Peristiwa

Alih Fungsi Hutan di Pasuruan Menjadi Lahan Pertanian Timbulkan Pro Kontra

PASURUAN, FaktualNews.co – Adanya dugaan alih fungsi hutan di kawasan Puspo dan Tosari, Kabupaten Pasuruan, menjadi lahan pertanian yang disewakan Perhutani pada Lembaga Masyarakat Desa Hutan (LMDH) setempat, menuai pro dan kontra masyarakat di kawasan lereng Gunung Bromo.

Penyewaan terjadi di kawasan RPH Penanjakan, Puspo, Keduwung (BKPH Tosari), Sugro, Nongkojajar, Cowek dan Gerbo (BKPH Lawang Timur), yang berada dikawasan lereng Gunung Bromo, yang awalnya ditanami pinus, justru saat ini berubah menjadi areal pertanian, yang ditanami sayur mayur, seperti kentang, wortel, kubis dan bawang preh.
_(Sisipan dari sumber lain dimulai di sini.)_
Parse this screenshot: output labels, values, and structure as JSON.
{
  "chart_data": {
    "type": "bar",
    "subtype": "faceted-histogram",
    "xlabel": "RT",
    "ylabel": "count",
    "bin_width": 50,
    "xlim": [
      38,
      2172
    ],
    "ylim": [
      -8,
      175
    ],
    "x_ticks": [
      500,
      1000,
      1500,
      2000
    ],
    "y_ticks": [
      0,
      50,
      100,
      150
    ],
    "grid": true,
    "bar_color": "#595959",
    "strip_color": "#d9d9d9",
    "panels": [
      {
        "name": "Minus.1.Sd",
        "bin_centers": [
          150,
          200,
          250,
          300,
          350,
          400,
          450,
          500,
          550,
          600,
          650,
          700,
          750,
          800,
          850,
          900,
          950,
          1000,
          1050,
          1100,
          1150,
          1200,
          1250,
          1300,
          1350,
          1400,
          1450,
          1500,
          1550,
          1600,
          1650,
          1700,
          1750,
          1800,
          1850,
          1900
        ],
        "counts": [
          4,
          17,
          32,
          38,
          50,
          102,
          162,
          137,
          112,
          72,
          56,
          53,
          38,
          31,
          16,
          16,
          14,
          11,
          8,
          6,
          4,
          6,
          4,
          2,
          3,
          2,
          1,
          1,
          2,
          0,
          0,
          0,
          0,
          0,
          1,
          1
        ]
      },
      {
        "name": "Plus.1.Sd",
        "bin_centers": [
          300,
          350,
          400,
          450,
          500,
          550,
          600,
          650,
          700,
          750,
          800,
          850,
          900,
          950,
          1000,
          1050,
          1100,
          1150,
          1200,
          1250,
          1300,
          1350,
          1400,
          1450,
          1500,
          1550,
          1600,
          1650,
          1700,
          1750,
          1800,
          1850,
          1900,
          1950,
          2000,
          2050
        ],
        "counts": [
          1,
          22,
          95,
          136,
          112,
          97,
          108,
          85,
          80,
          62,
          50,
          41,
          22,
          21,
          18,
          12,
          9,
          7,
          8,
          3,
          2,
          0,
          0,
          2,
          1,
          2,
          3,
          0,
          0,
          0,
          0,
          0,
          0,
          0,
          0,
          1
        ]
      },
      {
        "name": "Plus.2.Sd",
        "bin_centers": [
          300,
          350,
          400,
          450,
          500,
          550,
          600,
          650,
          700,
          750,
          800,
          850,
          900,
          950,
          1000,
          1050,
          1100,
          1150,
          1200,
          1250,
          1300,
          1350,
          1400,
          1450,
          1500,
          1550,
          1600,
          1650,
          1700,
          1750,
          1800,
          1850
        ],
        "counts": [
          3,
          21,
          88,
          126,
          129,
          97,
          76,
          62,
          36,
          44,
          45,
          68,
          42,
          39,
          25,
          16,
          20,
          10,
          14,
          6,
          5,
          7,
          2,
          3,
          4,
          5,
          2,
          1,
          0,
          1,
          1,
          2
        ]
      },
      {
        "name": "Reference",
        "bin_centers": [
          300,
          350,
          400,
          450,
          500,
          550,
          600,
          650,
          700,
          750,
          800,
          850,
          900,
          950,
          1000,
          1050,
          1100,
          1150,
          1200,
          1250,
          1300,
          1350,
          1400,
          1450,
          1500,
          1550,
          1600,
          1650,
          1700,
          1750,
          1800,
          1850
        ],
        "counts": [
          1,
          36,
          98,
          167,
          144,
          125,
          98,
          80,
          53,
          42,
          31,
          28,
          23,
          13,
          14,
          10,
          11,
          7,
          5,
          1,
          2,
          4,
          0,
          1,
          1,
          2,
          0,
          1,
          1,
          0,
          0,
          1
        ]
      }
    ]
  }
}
Sedangkan pohon yang menjadi penguat akan adanya tanah longsor, banjir dan penyimpan mata air, juga nyaris habis diganti dengan sayur mayur. Penyewaan itu dilakukan Perhutani dengan ketentuan bagi hasil dan garapan harus dibawah tegakan. “Disewakan lahan itu sesuai dengan aturan,” ujar Asper Perhutan Tosari, Rahmadi, pada FaktualNews.co, Senin (28/1/2019).

Menurut dia, penyewaan lahan pada LMDH, karena Perhutani ikut peduli untuk kepentingan warga di sekitar hutan. “Paling tidak mereka diberdayakan dan bisa menopang perekonomian mereka. Semua sewa menyewa sesuai ketentuan Perhutan. Kalau ada oknum yang bermain akan kami telusuri dan harus ditindak,” kata Asper Perhutani yang mengaku baru 2 bulan menjabat ini.

Sementara adanya kabar menyebut bahwa petani yang menggarap atau menyewa harus bayar bervariatif sesuai luasan digarapnya. Bahkan setiap seperempat hektar, LMDH diminta bayar Rp 50 ribu, oleh oknum. Disisi lain, adanya alih fungsi hutan terjadi di kawasan yang menghubungkan jalur wisata Gondangwetan menuju Gunung Bromo ini, warga berharap ada solusi.

Sementara itu, Kepala Perhutani KPH Pasuruan, Lusy, saat dikonfirmasi mengatakan, program Perhutani adalah Pemanfaatan Lahan Dibawah Tegakan (PDLT) dengan pola kerjasama, bisa ditanami sayur mayur sesuai kebutuhan masyarakat dengan harapan untuk meningkatkan kesejahteraan masyarakat yang berada di sekitar hutan.

Ia menjelaskan, dari hasil panen tersebut dengan tetap memenuhi aturan kehutanan. “Aturan Kehutanan salah satunya adalah Penerimaan Negara Bukan Pajak sebesar kurang lebih 6 persen sesuai Surat Keputusan dari Kementrian LHK. Dari pajak itu kemudian disetorkan ke negara untuk pembangunan,” jelas Lusy saat dihubungi FaktualNews.co, Senin (28/1/2019) melalui telepon selularnya.